No domingo, 12, dia do xitique, a cidadã voltou para o seu lar e encontrou muita gente a comemorar. Sem abordar ninguém foi ao quarto repousar porque ainda se ressentia de dores. Ninguém reclamou a sua falta nem procurar saber o que se passava com ela. O momento era de festa: os convivas conversavam, comiam e dançavam na maior naturalidade.
“Sofri sozinha naquele dia e senti-me discriminada porque, para além de o meu marido não me ter saudado, nem sequer tive um prato de comida. Tornei-me uma estranha na minha própria casa somente porque alguém tem o objectivo de me fazer aceitar tudo, sem questionar, até o que fere a minha consciência.”
Aliás, no mesmo domingo, como forma de iniciar um diálogo com o esposo, Marlene informou que esteve na esquadra e no Gabinete de Atendimento à Mulher e Criança Vítimas de Violência Doméstica, porém, o companheiro não prestou atenção às suas palavras.
Um agressor impune
Dias depois, Ivanildo foi intimado pela instituição que lida com a matéria de violência doméstica para se explicar. Ao invés de uma punição que desencorajasse os seus actos, simplesmente recebeu conselhos e a jovem continua a ser agredida, humilhada e ferida psicologicamente.
Contudo, o artigo 13 (violência física simples) da Lei no. 29/2009, sobre a Violência Doméstica Praticada Contra a Mulher e a Criança, determina que “aquele que voluntariamente atentar contra a integridade física da mulher, utilizando ou não instrumento e que cause qualquer dano físico é punido com pena de prisão de um a seis meses e multa correspondente. Avaliadas as circunstâncias do cometimento do crime e a situação familiar do condenado, o tribunal pode substituir a pena de prisão referida no número anterior pela pena de trabalho a favor da comunidade.”
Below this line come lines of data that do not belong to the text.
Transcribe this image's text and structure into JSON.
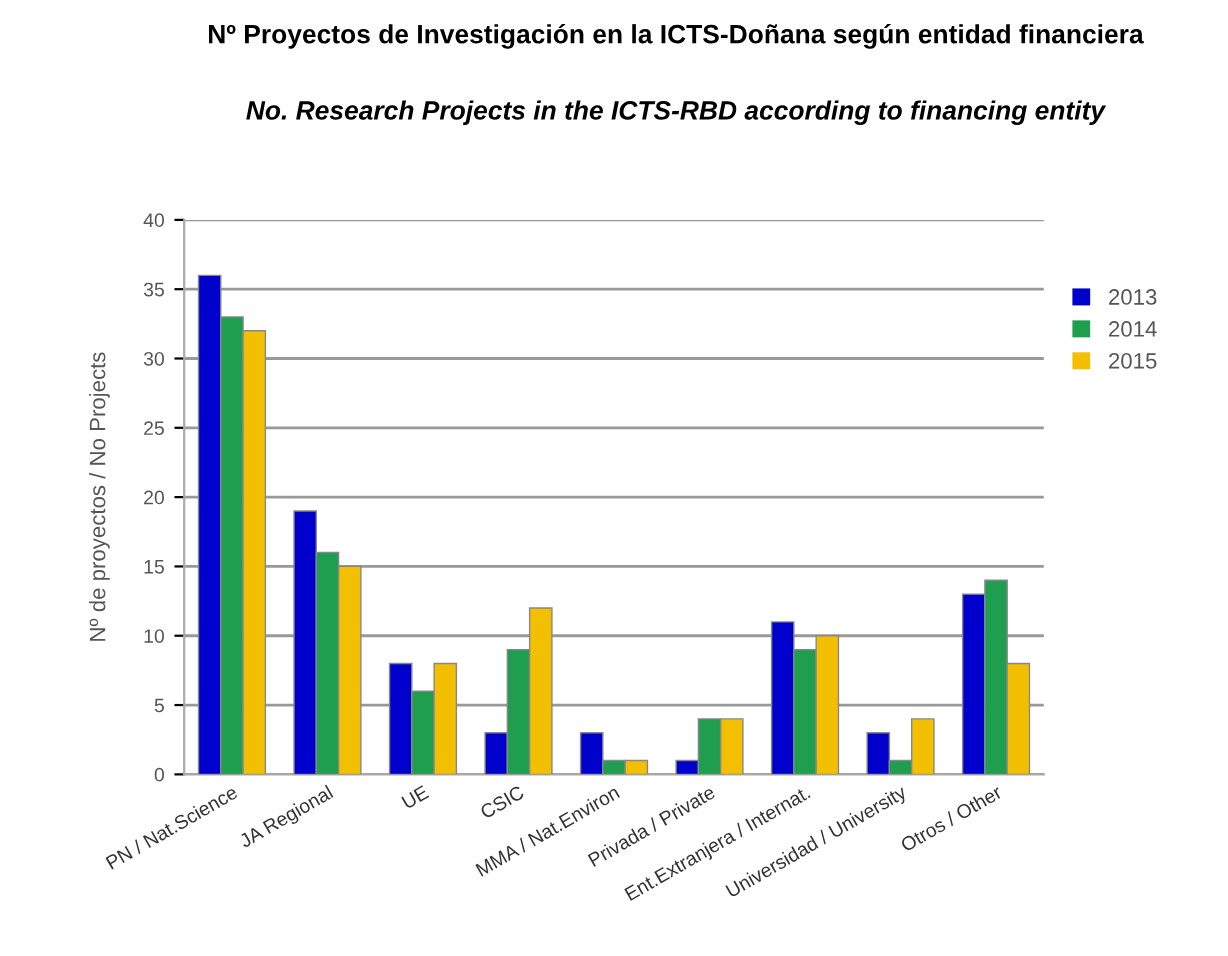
{
  "chart_data": {
    "type": "bar",
    "title": "Nº Proyectos de Investigación en la ICTS-Doñana según entidad financiera",
    "subtitle": "No. Research Projects in the ICTS-RBD according to financing entity",
    "ylabel": "Nº de proyectos / No Projects",
    "categories": [
      "PN / Nat.Science",
      "JA Regional",
      "UE",
      "CSIC",
      "MMA / Nat.Environ",
      "Privada / Private",
      "Ent.Extranjera / Internat.",
      "Universidad / University",
      "Otros / Other"
    ],
    "series": [
      {
        "name": "2013",
        "color": "#0000cc",
        "values": [
          36,
          19,
          8,
          3,
          3,
          1,
          11,
          3,
          13
        ]
      },
      {
        "name": "2014",
        "color": "#1f9e50",
        "values": [
          33,
          16,
          6,
          9,
          1,
          4,
          9,
          1,
          14
        ]
      },
      {
        "name": "2015",
        "color": "#f2c000",
        "values": [
          32,
          15,
          8,
          12,
          1,
          4,
          10,
          4,
          8
        ]
      }
    ],
    "ylim": [
      0,
      40
    ],
    "yticks": [
      0,
      5,
      10,
      15,
      20,
      25,
      30,
      35,
      40
    ],
    "grid": "y",
    "legend": "right"
  }
}
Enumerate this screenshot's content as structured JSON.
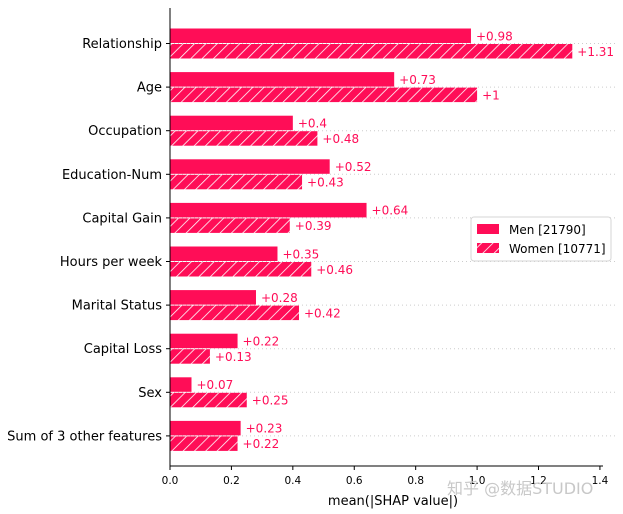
{
  "chart_data": {
    "type": "bar",
    "orientation": "horizontal",
    "categories": [
      "Relationship",
      "Age",
      "Occupation",
      "Education-Num",
      "Capital Gain",
      "Hours per week",
      "Marital Status",
      "Capital Loss",
      "Sex",
      "Sum of 3 other features"
    ],
    "series": [
      {
        "name": "Men [21790]",
        "values": [
          0.98,
          0.73,
          0.4,
          0.52,
          0.64,
          0.35,
          0.28,
          0.22,
          0.07,
          0.23
        ],
        "labels": [
          "+0.98",
          "+0.73",
          "+0.4",
          "+0.52",
          "+0.64",
          "+0.35",
          "+0.28",
          "+0.22",
          "+0.07",
          "+0.23"
        ]
      },
      {
        "name": "Women [10771]",
        "values": [
          1.31,
          1.0,
          0.48,
          0.43,
          0.39,
          0.46,
          0.42,
          0.13,
          0.25,
          0.22
        ],
        "labels": [
          "+1.31",
          "+1",
          "+0.48",
          "+0.43",
          "+0.39",
          "+0.46",
          "+0.42",
          "+0.13",
          "+0.25",
          "+0.22"
        ]
      }
    ],
    "xlabel": "mean(|SHAP value|)",
    "xlim": [
      0,
      1.41
    ],
    "xticks": [
      "0.0",
      "0.2",
      "0.4",
      "0.6",
      "0.8",
      "1.0",
      "1.2",
      "1.4"
    ],
    "legend_position": "center-right",
    "colors": {
      "bar": "#ff0d57",
      "label": "#ff0d57",
      "hatch": "#ffffff",
      "grid": "#cccccc"
    }
  },
  "watermark": "知乎 @数据STUDIO"
}
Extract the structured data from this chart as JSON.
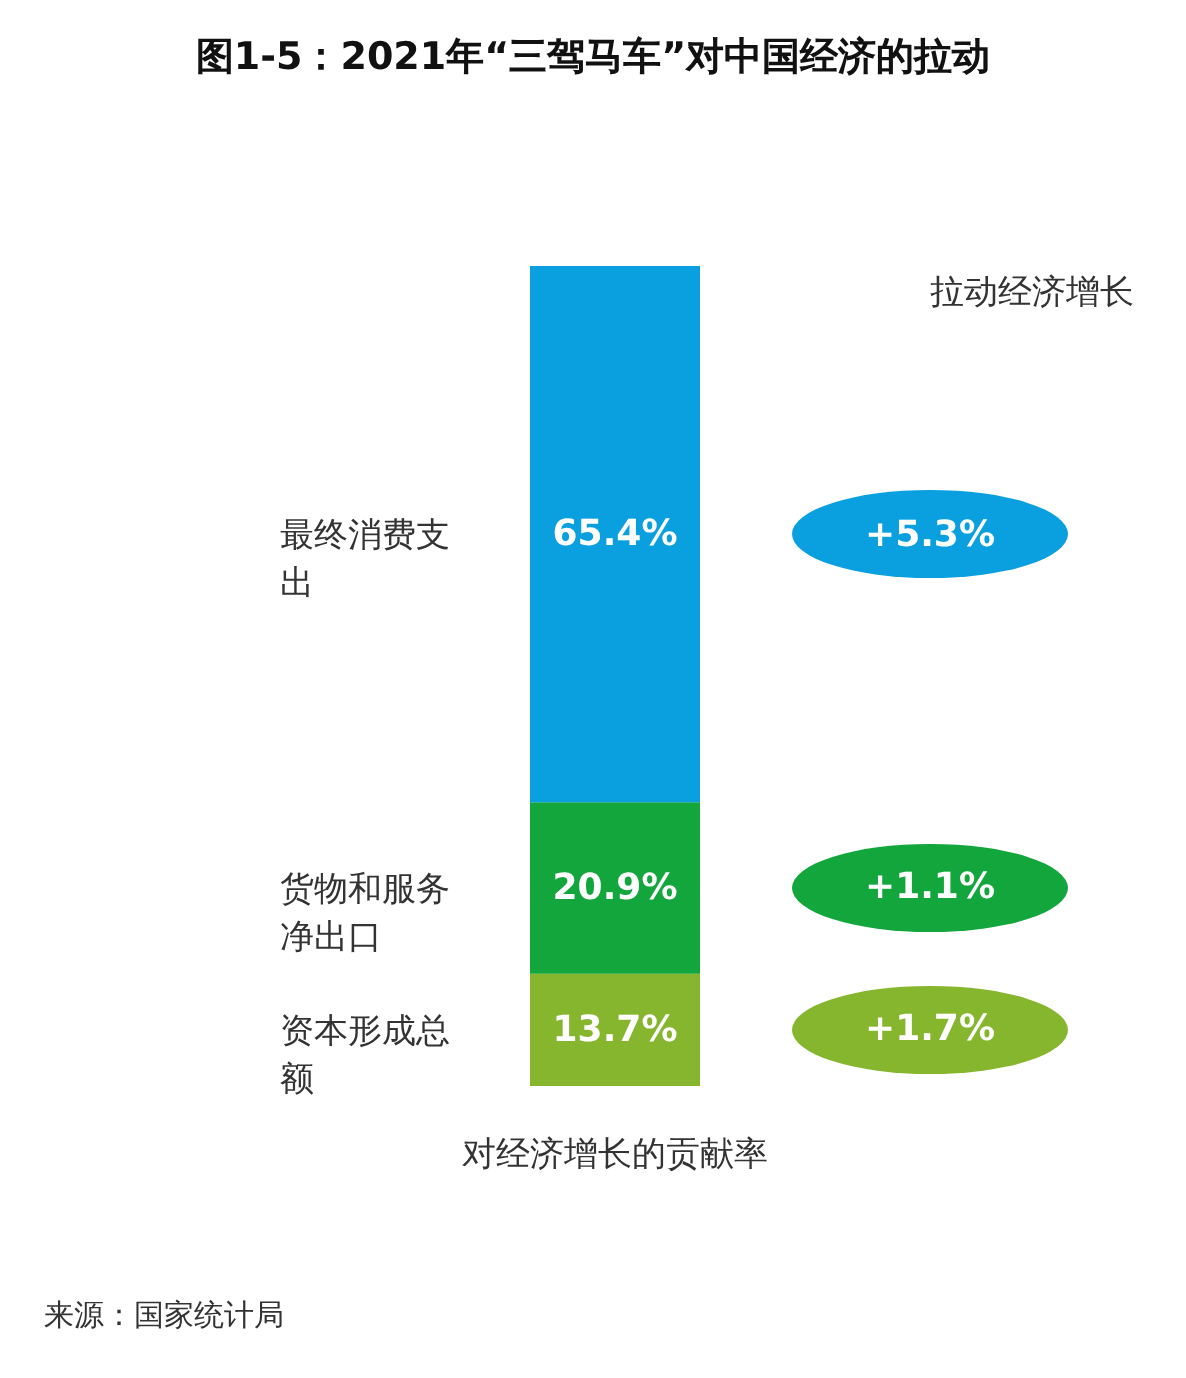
{
  "chart_data": {
    "type": "bar",
    "stacked": true,
    "title": "图1-5：2021年“三驾马车”对中国经济的拉动",
    "xlabel": "对经济增长的贡献率",
    "categories": [
      null
    ],
    "series": [
      {
        "name": "资本形成总额",
        "color": "#86b52e",
        "values": [
          13.7
        ],
        "value_labels": [
          "13.7%"
        ]
      },
      {
        "name": "货物和服务净出口",
        "color": "#12a63c",
        "values": [
          20.9
        ],
        "value_labels": [
          "20.9%"
        ]
      },
      {
        "name": "最终消费支出",
        "color": "#0aa0e0",
        "values": [
          65.4
        ],
        "value_labels": [
          "65.4%"
        ]
      }
    ],
    "annotations": [
      "拉动经济增长",
      "+1.7%",
      "+1.1%",
      "+5.3%",
      "来源：国家统计局"
    ]
  }
}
O mesmo dispositivo legal, criado com a finalidade de “sancionar os infractores e prestar às mulheres vítimas de violência doméstica a necessária protecção, garantir e introduzir medidas que forneçam aos órgãos do Estado os instrumentos necessários para a sua eliminação”, diz, no artigo 14 (violência física grave), que “aquele que violentar fisicamente a mulher, de modo a afectar-lhe gravemente a possibilidade de usar o corpo, os sentidos, a fala e as suas capacidades de procriação, de trabalho manual ou intelectual, é punido na pena prevista no artigo 360 do Código Penal, sendo a pena mínima elevada a um terço e multa nunca inferior a um ano.”
Refira-se que o caso do casal a que nos referimos está sob a alçada do Tribunal do Distrito Municipal Ka- Mubukwana (Benfica). O estranho é que a mulher que reclama devido a maus-tratos há anos manifestou sinais de arrependimento pelo facto de o problema por ela apresentado estar a ser dirimido naquela instância. A sua intenção era que o assunto terminasse entre quatro paredes.
Importa igualmente realçar que a lei supostamente criada para “garantir a integridade física, moral, psicológica, patrimonial e sexual da mulher, contra qualquer violência exercida pelo seu cônjuge, ex-cônjuge, parceiro, ex-parceiro, namorado, ex-namorado e familiares”, parece carecer de outros dispositivos para fazer valer os fins para os quais foi aprovada.